Con el tiempo se hace sumiso el toro al agrícola arado.1
Ovidio, Tristes.
Teníamos cada uno de nosotros la copa llena de vino a nuestro lado. A su derecha la botella recién descorchada. Un vino excelente. Como siempre. Llovía.
—Nunca le he contado —comenzó a decirme aquella triste tarde, tras un breve brindis— nada de mi vida. Ni tampoco usted me ha preguntado nada sobre ella.
—Tengo por norma no indagar en cuestiones personales —le respondí—. Si alguien tiene necesidad de contarme cualquier cosa, lo escucho, si merece la pena; o me voy, según las circunstancias.
O hablo de mis lecturas, o mi vida queda reducida a toda la información recogida en el DNI.
—Conociéndonos durante tanto tiempo ya, me parece extraño no saber casi nada el uno del otro. Me refiero a la vida personal.
—La mía, créame, no tiene nada de interesante. No merece la pena hablar de ella: estudios, doctorado, oposiciones, más estudios… Bastante aburrida. O hablo de mis lecturas, o mi vida queda reducida a toda la información recogida en el DNI.
—No exagere. Algo interesante habrá hecho usted, o le habrá sucedido en la vida.
—Sí. Y ya se lo he contado: mi enfrentamiento con los autores clásicos… Lágrimas de sangre por no dar con el sentido de una frase. O por no entender un párrafo o una palabra…
—¿No se ha enamorado nunca de ninguna mujer? —me preguntó interrumpiéndome.
—¡Acabáramos! ¿Es ahí donde quería llegar usted?
—No. No es mi deseo cometer ninguna indiscreción. Es de mi persona de quien deseaba hablar. No inquirir nada sobre la suya.
—La mía, se lo vuelvo a decir, es lo apuntado antes: estudios, exámenes, libros y poco más. Es suficiente con un vistazo al DNI para enterarse cabalmente de ella.
—Yo —comenzó a contar sin más— me casé un poco madurito. Cuando lo solían hacer los clásicos. Y lo hice profundamente enamorado. Quería a mi mujer con locura.
Intenté resguardarme fijando mi vista en el contenido de la copa de vino. Mi querido vecino notó mi desasosiego.
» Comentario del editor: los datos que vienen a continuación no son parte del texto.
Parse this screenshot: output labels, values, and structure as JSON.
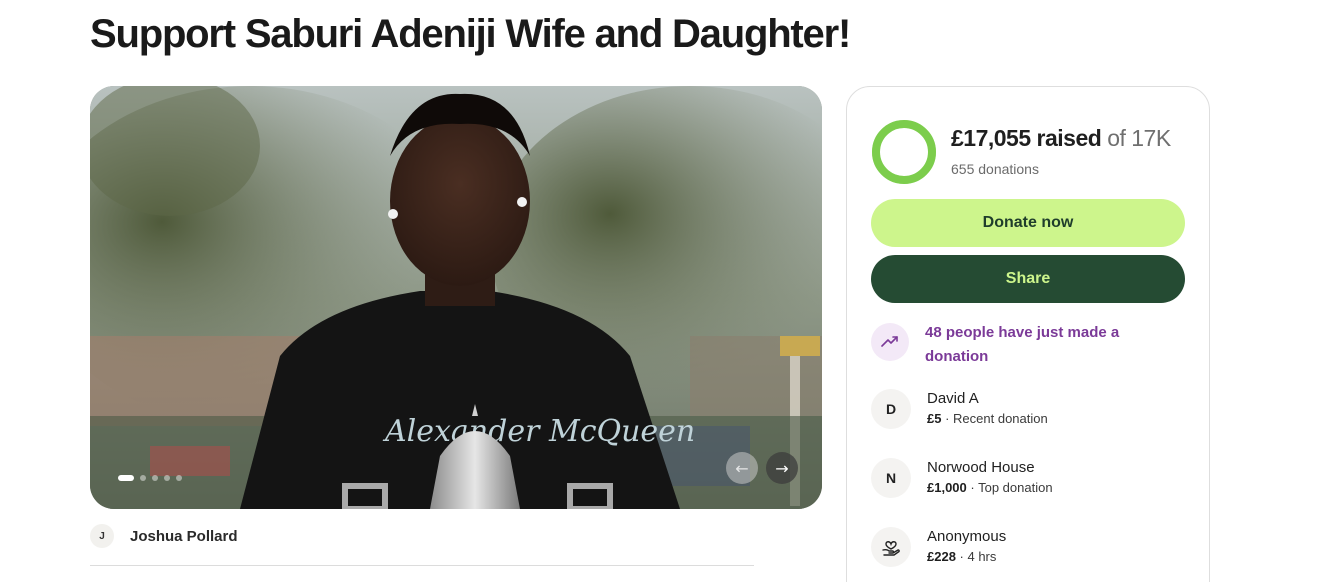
{
  "page": {
    "title": "Support Saburi Adeniji Wife and Daughter!"
  },
  "gallery": {
    "slide_count": 5,
    "active_slide": 1,
    "prev_icon": "←",
    "next_icon": "→",
    "photo_text": "Alexander McQueen"
  },
  "organiser": {
    "initial": "J",
    "name": "Joshua Pollard"
  },
  "progress": {
    "amount": "£17,055 raised",
    "of": "of 17K",
    "donations": "655 donations",
    "fraction": 1.0,
    "ring_color": "#7ccd4c",
    "ring_track": "#c7ecb0"
  },
  "actions": {
    "donate_label": "Donate now",
    "share_label": "Share"
  },
  "activity": {
    "text": "48 people have just made a donation",
    "icon": "trending-up-icon"
  },
  "donations": [
    {
      "avatar": "D",
      "name": "David A",
      "amount": "£5",
      "detail": "Recent donation"
    },
    {
      "avatar": "N",
      "name": "Norwood House",
      "amount": "£1,000",
      "detail": "Top donation"
    },
    {
      "avatar": "",
      "avatar_icon": "heart-hand-icon",
      "name": "Anonymous",
      "amount": "£228",
      "detail": "4 hrs"
    }
  ],
  "colors": {
    "accent_green": "#cdf58c",
    "dark_green": "#254b33",
    "purple": "#7b3a98"
  }
}
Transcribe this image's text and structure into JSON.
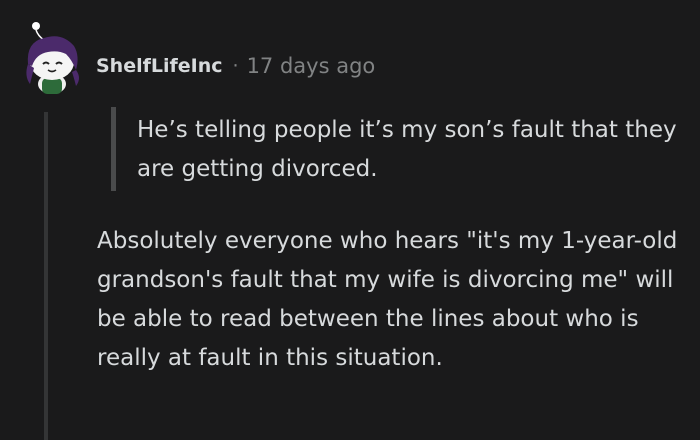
{
  "comment": {
    "author": "ShelfLifeInc",
    "separator": "·",
    "timestamp": "17 days ago",
    "quote": "He’s telling people it’s my son’s fault that they are getting divorced.",
    "body": "Absolutely everyone who hears \"it's my 1-year-old grandson's fault that my wife is divorcing me\" will be able to read between the lines about who is really at fault in this situation."
  },
  "colors": {
    "background": "#1a1a1b",
    "text": "#d7dadc",
    "meta": "#818384",
    "thread_line": "#343536",
    "quote_bar": "#4a4b4c",
    "avatar_hair": "#4b2a6b"
  },
  "icons": {
    "avatar": "snoo-avatar-purple-hair"
  }
}
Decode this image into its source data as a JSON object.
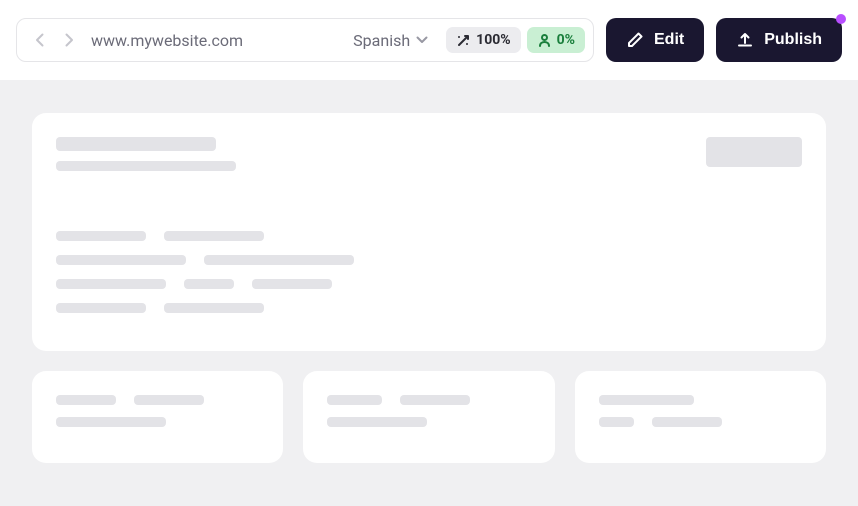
{
  "topbar": {
    "url": "www.mywebsite.com",
    "language": "Spanish",
    "translation_badge": "100%",
    "review_badge": "0%",
    "edit_label": "Edit",
    "publish_label": "Publish"
  }
}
Se disculpó, pero tenía ganas de hablar.
—No le resultan cómodas las confesiones…
—No. No me gustan —le aseguré tajante—. Prefiero hablar de otras cosas. Al fin y al cabo, nada podemos hacer el uno por el otro. Tanto si nuestra vida ha sido divertida como si ha sido aburrida, venturosa o desgraciada. Para bien o para mal, ya pasó.
—En las novelas del siglo XIX —siguió cambiando de tema, o al menos así me lo pareció en aquel momento— abundan los adulterios. Nada nuevo bajo el sol. Se habrá dado usted cuenta, imagino, de que toda la poesía amorosa es una poesía adúltera. ¿Le escribió Garcilaso de la Vega poemas a su mujer o a Isabel Freyre? Por poner un ejemplo. De los poetas griegos y latinos no le sé decir nada…
—No había caído en la cuenta. Pero eso del amor es un invento muy reciente. En época clásica se casaban por imperativo paterno. La mujer, la esposa, servía para procrear; las prostitutas y los muchachos para el placer, y no había más. Los sentimientos también cambian con los tiempos. Varían de una época a otra. En aquella no existía la noción de pecado o culpa por cuestiones de cama. El amor, si existía, también sería diferente al de ahora.
—Pues en la novelística del XIX los personajes aparecen muy enamorados. Sí, por supuesto se termina casi siempre en el adulterio. Hasta el pobre Gustavo Adolfo Bécquer lo sufrió.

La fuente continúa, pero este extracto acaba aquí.